I grew up in an environment where you showed others your happy side. The ‘I’m fine’, ‘life’s good’ facade, while hiding any vulnerabilities. Of course, they were for your own eyes only.
So now when I cry, I try to hold it in as best I can in front of people, until it gets physically uncomfortable and then liquid will inevitably leak out of my eyes. I don’t like it, and I find it embarrassing each time.
And that to me, is a problem.
We’ve definitely progressed, with the awareness and mental health resources out there. BUT, underneath it all, there’s still the subconscious belief that:
Vulnerability = weakness.
That to show that you have a HEALTHY set of emotions, it involves discomfort and thoughts of ‘I don’t want to inconvenience anyone’, ‘you better not cry!’.

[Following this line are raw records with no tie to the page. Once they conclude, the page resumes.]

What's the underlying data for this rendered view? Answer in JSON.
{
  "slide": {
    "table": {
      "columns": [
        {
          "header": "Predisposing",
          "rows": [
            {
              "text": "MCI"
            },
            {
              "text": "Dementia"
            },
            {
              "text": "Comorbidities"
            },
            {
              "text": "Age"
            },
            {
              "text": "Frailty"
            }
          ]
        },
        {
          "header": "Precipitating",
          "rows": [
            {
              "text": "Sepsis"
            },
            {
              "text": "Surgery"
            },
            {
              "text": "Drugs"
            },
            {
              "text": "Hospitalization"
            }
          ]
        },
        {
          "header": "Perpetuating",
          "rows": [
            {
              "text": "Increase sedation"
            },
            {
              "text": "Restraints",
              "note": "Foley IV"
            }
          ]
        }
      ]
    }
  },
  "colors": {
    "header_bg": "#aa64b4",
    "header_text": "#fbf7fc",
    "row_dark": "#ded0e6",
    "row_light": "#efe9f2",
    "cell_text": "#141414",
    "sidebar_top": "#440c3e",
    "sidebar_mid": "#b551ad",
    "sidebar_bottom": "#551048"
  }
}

Crying is not embarrassing, it is NOT weak, it just is.
Where'd it come from?
We’ve been conditioned to hold it in, and act like we have our shit together.
And I have a feeling why that is:
Kids can be (brutally) mean. Back in primary school, if you showed signs of vulnerability…that meant you were weak ie. perfect choice to get picked on. We learn the skill of putting up a front, and over time it just becomes common practice.
But (most) adults are more understanding, they don’t mock others who are vulnerable. We realise it’s sadism to hold in your tears, why subject yourself to it? (unless if that’s your thing idk…)
VULNERABILITY IS SEXY.
To express your vulnerabilities openly (with or without crying), takes a HEKKIN lot of courage.
I fully admire those who can be themselves, even if that puts them under public scrutiny and side eyes.
Little bean Jo
So growing up, I refused to cry in front of people. Some notable times include:
– During Chinese school when I was 6-7 years old ish, my class was supposed to sing a song in front of the rest of the school. No one really knew what they were doing, and then a kid started crying and I had no idea what my lines were so I just stood there, with my eyes opened as wide as I could. That was my (weird, but effective) trick – to stare straight at people which somehow stopped my tears from coming out. I looked like a freak, but who cares, at least I didn’t cry.
– I watched ‘Marley and Me’ with my family out in the cinemas. I refused to cry with strangers around. Here I watched Marley pass away, internally wailing, but externally like a monster whose eyes were as dry as the sticky rice I made the other day (I need to steam it more next time).
The saddest thing about both examples?
After not crying, I thought “Phew thank god I didn’t cry”.
…As if I dodged a bullet, and that not crying was a GOOD thing.
What is vulnerability?
WHAT VULNERABILITY IS NOT:
WHAT VULNERABILITY IS:
- a sign you’re a human being
- a sign you are strong and have feelings
It’s when you’re vulnerable that people trust you more. It’s when deeper connections are made. If people make fun of you for crying, or make it out that it’s a ‘bad’ thing, then seeyonara to them, and hello to decent humans.
VULNERABILITY IS SEXY. Vulnerability is NOT embarrassing. It is NATURAL.
So cry it out.
Cut up an onion as an excuse to let it out if you have to.
And over time by practicing more and more to open up, it’ll be easier (like it should be) to be vulnerable, and own it.